Small Azure Functions HTTP endpoint for Azure Speech-to-Text Batch Transcription. Used as part of the video-annotator project.
Workflow:
- Provide a Blob SAS URL to an audio file (
media_url) - Function submits a batch job and returns a
job_url - Call again with
job_urlto get status; whenSucceeded, it returns normalized transcript output.
-
TranscribeHttp/__init__.py— HTTP function (submit + status/result)function.json— HTTP trigger bindings
-
shared/speech_batch.py— Speech + Blob helpers (submit job, list files, normalize output) -
make_sas.py— generate a SAS URL for a blob (for testing) -
test_transcribe.py— local test driver -
local.settings.json— local dev settings (do not commit secrets) -
requirements.txt,host.json
- Python 3.11+
- Azure Functions Core Tools v4
- Azure Speech resource (
SPEECH_KEY, region or endpoint) - Azure Storage account with a container that holds your audio (defaults assume
speech-input)
Install deps:
python -m venv .venv
source .venv/bin/activate
pip install -r requirements.txtLocal config is read from local.settings.json:
-
SPEECH_KEY -
SPEECH_REGION(optional ifSPEECH_ENDPOINTis set) -
SPEECH_ENDPOINT(e.g.https://eastus.api.cognitive.microsoft.com/) -
SPEECH_API_VERSION(e.g.2025-10-15) -
Storage vars if you’re using the helper scripts:
AZURE_STORAGE_ACCOUNTAZURE_STORAGE_KEYINPUT_CONTAINER(defaultspeech-input)OUTPUT_CONTAINER(defaultspeech-output)
Start the Functions host:
func startIf you already uploaded an audio file to Blob Storage, run:
python make_sas.pyIt prints a SAS URL you can use as media_url.

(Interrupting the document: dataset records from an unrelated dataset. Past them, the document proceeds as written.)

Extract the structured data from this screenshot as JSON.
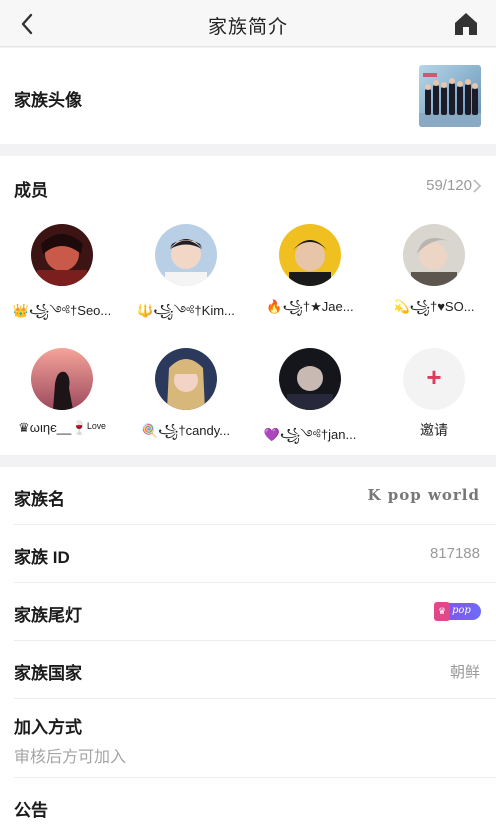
{
  "navbar": {
    "title": "家族简介",
    "back_icon": "chevron-left-icon",
    "home_icon": "home-icon"
  },
  "avatar_row": {
    "label": "家族头像"
  },
  "members": {
    "label": "成员",
    "count": "59/120",
    "list": [
      {
        "name": "👑꧁༺†Seo..."
      },
      {
        "name": "🔱꧁༺†Kim..."
      },
      {
        "name": "🔥꧁†★Jae..."
      },
      {
        "name": "💫꧁†♥SO..."
      },
      {
        "name": "♛ωιηє__🍷ᴸᵒᵛᵉ"
      },
      {
        "name": "🍭꧁†candy..."
      },
      {
        "name": "💜꧁༺†jan..."
      }
    ],
    "invite_label": "邀请"
  },
  "info": {
    "family_name_label": "家族名",
    "family_name_value": "K pop world",
    "family_id_label": "家族 ID",
    "family_id_value": "817188",
    "tail_light_label": "家族尾灯",
    "tail_light_text": "pop",
    "country_label": "家族国家",
    "country_value": "朝鲜",
    "join_label": "加入方式",
    "join_value": "审核后方可加入",
    "notice_label": "公告"
  },
  "colors": {
    "accent": "#e2385c",
    "tail_gradient_start": "#8a4cf2",
    "tail_gradient_end": "#6f6cf5"
  }
}
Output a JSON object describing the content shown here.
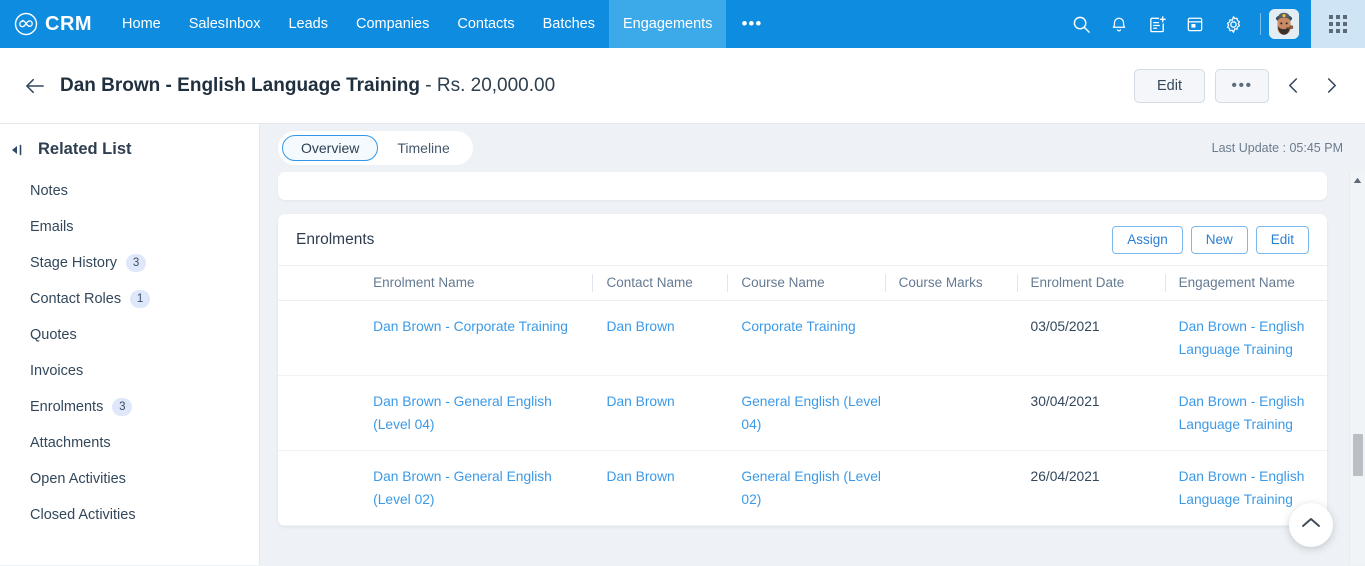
{
  "topnav": {
    "brand": "CRM",
    "brand_icon": "infinity-logo-icon",
    "items": [
      {
        "label": "Home",
        "active": false
      },
      {
        "label": "SalesInbox",
        "active": false
      },
      {
        "label": "Leads",
        "active": false
      },
      {
        "label": "Companies",
        "active": false
      },
      {
        "label": "Contacts",
        "active": false
      },
      {
        "label": "Batches",
        "active": false
      },
      {
        "label": "Engagements",
        "active": true
      }
    ],
    "more_label": "•••",
    "icons": [
      "search-icon",
      "notification-bell-icon",
      "add-note-icon",
      "calendar-icon",
      "settings-gear-icon"
    ],
    "avatar_alt": "user-avatar",
    "app_launcher": "grid-apps-icon",
    "bg_color": "#0e8ce0",
    "active_bg_color": "#3ca9e9"
  },
  "pagehead": {
    "back_icon": "back-arrow-icon",
    "title_main": "Dan Brown - English Language Training",
    "title_amount": " - Rs. 20,000.00",
    "edit_label": "Edit",
    "more_label": "•••",
    "prev_icon": "chevron-left-icon",
    "next_icon": "chevron-right-icon"
  },
  "sidebar": {
    "collapse_icon": "collapse-panel-icon",
    "title": "Related List",
    "items": [
      {
        "label": "Notes",
        "count": ""
      },
      {
        "label": "Emails",
        "count": ""
      },
      {
        "label": "Stage History",
        "count": "3"
      },
      {
        "label": "Contact Roles",
        "count": "1"
      },
      {
        "label": "Quotes",
        "count": ""
      },
      {
        "label": "Invoices",
        "count": ""
      },
      {
        "label": "Enrolments",
        "count": "3"
      },
      {
        "label": "Attachments",
        "count": ""
      },
      {
        "label": "Open Activities",
        "count": ""
      },
      {
        "label": "Closed Activities",
        "count": ""
      }
    ]
  },
  "main": {
    "tabs": [
      {
        "label": "Overview",
        "active": true
      },
      {
        "label": "Timeline",
        "active": false
      }
    ],
    "last_update": "Last Update : 05:45 PM",
    "scroll_top_icon": "chevron-up-icon",
    "scrollbar_up_icon": "scroll-up-arrow-icon"
  },
  "enrolments": {
    "title": "Enrolments",
    "buttons": [
      {
        "label": "Assign"
      },
      {
        "label": "New"
      },
      {
        "label": "Edit"
      }
    ],
    "columns": [
      "Enrolment Name",
      "Contact Name",
      "Course Name",
      "Course Marks",
      "Enrolment Date",
      "Engagement Name"
    ],
    "rows": [
      {
        "enrolment_name": "Dan Brown - Corporate Training",
        "contact_name": "Dan Brown",
        "course_name": "Corporate Training",
        "course_marks": "",
        "enrolment_date": "03/05/2021",
        "engagement_name": "Dan Brown - English Language Training"
      },
      {
        "enrolment_name": "Dan Brown - General English (Level 04)",
        "contact_name": "Dan Brown",
        "course_name": "General English (Level 04)",
        "course_marks": "",
        "enrolment_date": "30/04/2021",
        "engagement_name": "Dan Brown - English Language Training"
      },
      {
        "enrolment_name": "Dan Brown - General English (Level 02)",
        "contact_name": "Dan Brown",
        "course_name": "General English (Level 02)",
        "course_marks": "",
        "enrolment_date": "26/04/2021",
        "engagement_name": "Dan Brown - English Language Training"
      }
    ]
  }
}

curl -sS -X POST "http://localhost:7071/api/TranscribeHttp" \
-H "Content-Type: application/json" \
-d '{
"media_url": "https://<account>.blob.core.windows.net/<container>/<file>.m4a?<sas>",
"locale": "en-US",
"display_name": "measles_short"
}' | jqResponse (202):
{ "job_url": "https://.../speechtotext/transcriptions/<id>?api-version=..." }curl -sS -X POST "http://localhost:7071/api/TranscribeHttp" \
-H "Content-Type: application/json" \
-d '{ "job_url": "PASTE_JOB_URL_HERE" }' | jqPossible responses:
- Running:
{ "status": "Running", "job_url": "..." }- Failed:
{ "status": "Failed", "job": { ... } }- Succeeded:
{ "status": "Succeeded", "result": { "utterances": [...], "words": [...] } }- Batch jobs may sit in
Runningdue to queueing; poll untilSucceeded/Failed. - Normalization returns
utterancesand (if present)wordswith timestamps in milliseconds. - The shared submit payload uses
channels: [0]to avoid duplicated results from stereo audio.
Set the same configuration values as app settings in your Azure Function App, then publish:
func azure functionapp publish <APP_NAME> --python